In 1999 and 2000, researchers at Harvard Medical School examined how Medicare helps and/or hinders health care providers in giving quality end-of-life care and made recommendations for change.
Researchers interviewed 54 clinicians and administrators at 35 end-of-life provider organizations (hospitals, hospice agencies, home health agencies, skilled-nursing facilities [SNFs], and medical groups) in five cities (Boston; Cleveland, Greenville, S.C. Miami, and Seattle) and one rural area (the Fargo, N.D./Moorhead, Minn. area).
The project was part of the Robert Wood Johnson Foundation (RWJF) program, Targeted End-of-Life Projects Initiative.
The hospice per diem (payment per day) does not reflect current treatment practice; it is too low for high-cost patients and results in access problems for patients in some markets.
Some interviewees are concerned about quality of patient care due to reimbursement limitations on hospitals and hospices mandated under the Balanced Budget Act of 1997.

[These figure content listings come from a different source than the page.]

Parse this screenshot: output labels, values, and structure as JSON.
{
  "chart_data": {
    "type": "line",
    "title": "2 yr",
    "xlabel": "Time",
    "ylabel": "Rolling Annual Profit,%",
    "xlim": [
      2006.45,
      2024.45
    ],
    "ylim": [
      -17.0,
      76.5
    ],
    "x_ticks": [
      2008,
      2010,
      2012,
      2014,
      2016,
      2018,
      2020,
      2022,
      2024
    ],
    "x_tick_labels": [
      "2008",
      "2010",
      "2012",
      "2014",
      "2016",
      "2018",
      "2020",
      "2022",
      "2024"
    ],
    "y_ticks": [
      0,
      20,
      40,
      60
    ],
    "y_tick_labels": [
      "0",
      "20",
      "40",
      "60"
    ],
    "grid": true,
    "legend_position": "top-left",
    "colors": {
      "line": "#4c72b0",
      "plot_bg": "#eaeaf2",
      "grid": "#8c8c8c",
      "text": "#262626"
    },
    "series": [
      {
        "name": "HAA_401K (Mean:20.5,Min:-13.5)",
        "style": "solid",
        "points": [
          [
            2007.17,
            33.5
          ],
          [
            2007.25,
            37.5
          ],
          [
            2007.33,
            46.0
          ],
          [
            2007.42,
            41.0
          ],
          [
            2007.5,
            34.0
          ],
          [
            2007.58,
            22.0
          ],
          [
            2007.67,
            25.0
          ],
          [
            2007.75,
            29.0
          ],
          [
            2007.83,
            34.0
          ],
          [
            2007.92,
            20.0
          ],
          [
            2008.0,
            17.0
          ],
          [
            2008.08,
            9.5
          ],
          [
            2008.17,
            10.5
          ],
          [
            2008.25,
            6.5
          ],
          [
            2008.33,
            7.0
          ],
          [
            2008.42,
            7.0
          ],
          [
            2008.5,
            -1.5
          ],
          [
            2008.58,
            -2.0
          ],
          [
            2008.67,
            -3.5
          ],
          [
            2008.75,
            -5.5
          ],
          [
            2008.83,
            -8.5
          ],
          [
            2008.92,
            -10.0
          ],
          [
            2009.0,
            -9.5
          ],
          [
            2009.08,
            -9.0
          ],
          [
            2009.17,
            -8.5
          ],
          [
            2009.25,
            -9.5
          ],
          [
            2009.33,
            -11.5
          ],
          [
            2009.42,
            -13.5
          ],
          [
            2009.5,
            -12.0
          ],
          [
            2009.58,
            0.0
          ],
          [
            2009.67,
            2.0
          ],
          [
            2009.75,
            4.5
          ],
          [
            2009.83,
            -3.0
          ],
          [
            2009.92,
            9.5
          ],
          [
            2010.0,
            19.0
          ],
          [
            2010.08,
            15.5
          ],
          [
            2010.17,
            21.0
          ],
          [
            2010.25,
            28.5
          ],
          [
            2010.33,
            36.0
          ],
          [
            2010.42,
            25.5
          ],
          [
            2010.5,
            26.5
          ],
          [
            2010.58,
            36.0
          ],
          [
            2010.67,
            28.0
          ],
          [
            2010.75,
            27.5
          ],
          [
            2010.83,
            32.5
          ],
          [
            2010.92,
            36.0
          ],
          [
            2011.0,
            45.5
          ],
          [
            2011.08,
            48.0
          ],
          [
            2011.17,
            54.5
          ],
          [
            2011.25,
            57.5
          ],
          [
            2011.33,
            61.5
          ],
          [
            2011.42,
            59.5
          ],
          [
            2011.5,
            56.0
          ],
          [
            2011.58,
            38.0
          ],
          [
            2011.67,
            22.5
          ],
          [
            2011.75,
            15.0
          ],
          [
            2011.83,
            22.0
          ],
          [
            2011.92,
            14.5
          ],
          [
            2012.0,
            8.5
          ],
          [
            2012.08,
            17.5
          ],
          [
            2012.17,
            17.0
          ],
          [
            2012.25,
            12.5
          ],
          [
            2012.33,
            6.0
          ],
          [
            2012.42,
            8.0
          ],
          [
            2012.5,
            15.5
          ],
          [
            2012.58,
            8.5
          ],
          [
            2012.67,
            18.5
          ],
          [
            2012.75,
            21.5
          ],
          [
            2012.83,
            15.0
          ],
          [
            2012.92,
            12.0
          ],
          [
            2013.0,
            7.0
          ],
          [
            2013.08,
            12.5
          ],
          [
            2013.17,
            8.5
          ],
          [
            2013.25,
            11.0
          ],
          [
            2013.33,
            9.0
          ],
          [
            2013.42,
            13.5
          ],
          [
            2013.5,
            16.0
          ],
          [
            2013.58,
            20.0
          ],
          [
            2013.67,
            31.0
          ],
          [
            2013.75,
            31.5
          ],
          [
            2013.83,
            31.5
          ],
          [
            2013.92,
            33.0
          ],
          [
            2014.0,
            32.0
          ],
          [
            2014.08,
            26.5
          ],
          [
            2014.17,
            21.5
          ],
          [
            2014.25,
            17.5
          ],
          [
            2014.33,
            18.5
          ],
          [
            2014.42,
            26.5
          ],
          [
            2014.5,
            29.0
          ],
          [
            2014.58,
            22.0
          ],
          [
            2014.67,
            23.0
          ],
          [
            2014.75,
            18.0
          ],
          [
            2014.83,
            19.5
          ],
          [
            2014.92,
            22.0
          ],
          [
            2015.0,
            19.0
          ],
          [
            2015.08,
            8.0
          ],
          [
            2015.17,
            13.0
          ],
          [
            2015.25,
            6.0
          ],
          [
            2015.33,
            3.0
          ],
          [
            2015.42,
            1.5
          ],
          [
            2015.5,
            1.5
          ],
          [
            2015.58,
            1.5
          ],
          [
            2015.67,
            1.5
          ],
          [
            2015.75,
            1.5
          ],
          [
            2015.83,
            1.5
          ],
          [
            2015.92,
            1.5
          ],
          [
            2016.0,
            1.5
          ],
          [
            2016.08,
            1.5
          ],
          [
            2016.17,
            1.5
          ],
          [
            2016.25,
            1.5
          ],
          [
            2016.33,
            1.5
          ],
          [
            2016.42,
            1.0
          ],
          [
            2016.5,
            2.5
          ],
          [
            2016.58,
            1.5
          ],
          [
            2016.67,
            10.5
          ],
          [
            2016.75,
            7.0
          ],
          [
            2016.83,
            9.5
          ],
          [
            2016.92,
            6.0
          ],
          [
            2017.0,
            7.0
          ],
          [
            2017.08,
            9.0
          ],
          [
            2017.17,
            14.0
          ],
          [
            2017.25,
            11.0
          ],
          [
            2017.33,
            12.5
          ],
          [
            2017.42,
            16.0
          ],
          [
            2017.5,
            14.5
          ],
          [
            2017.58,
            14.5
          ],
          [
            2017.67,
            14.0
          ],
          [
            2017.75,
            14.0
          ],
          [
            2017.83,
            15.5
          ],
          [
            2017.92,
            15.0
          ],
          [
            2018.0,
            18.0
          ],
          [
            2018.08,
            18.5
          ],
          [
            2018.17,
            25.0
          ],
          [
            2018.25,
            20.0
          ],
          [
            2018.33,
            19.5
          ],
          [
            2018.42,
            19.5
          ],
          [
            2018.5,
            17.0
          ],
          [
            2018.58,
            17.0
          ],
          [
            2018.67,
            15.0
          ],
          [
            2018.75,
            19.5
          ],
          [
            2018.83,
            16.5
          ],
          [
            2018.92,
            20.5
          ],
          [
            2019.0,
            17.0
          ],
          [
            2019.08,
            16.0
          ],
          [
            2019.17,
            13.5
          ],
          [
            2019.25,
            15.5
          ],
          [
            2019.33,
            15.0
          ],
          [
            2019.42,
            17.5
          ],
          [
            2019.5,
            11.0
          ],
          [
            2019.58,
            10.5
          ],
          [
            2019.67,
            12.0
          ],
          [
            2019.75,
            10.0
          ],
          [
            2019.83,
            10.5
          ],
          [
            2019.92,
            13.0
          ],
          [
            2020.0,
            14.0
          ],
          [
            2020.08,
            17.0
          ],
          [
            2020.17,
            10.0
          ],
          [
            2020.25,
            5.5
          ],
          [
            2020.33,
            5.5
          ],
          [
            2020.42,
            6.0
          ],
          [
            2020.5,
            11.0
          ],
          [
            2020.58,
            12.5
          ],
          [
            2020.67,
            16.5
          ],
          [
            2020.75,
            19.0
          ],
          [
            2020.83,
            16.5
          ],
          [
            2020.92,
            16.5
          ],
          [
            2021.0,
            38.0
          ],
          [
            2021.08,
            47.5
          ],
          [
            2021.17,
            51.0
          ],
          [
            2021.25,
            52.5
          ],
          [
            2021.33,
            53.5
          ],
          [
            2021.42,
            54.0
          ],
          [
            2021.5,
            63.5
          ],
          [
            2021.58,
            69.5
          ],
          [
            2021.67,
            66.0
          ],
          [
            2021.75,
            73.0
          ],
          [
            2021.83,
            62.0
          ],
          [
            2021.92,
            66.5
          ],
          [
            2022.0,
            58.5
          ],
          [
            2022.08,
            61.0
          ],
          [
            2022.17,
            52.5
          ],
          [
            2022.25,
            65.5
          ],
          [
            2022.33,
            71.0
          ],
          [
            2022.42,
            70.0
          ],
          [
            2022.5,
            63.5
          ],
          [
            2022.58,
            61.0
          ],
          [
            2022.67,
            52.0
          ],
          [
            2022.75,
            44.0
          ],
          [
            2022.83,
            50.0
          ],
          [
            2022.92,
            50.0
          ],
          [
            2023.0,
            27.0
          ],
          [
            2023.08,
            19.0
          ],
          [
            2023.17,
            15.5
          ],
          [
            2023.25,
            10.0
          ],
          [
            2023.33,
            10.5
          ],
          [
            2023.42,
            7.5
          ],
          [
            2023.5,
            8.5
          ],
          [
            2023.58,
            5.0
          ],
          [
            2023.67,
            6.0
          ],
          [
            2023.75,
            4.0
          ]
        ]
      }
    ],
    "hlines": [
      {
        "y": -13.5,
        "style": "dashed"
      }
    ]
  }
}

SNFs are under reimbursed for certain secondary services (pharmaceuticals, infusion [intravenous] therapy, respiratory therapy, lab tests, imaging services, and patient transportation), creating an incentive at SNFs to avoid patients who need many of these services.
The reimbursement rate for rural patients may be too low, considering rural travel costs (including staff travel time).
Pay hospices extra—above and beyond the standard per diem—for extremely high-cost hospice stays.
Review hospice rates, focusing on how well current hospice per diems account for changes in treatment practices since the Medicare hospice benefit was implemented in 1982.
Monitor the implementation of the 1997 Medicare home health payment system's impact on severely ill and dying patients.
Explore differences in travel costs among staff serving hospice patients, and adjust per diems accordingly.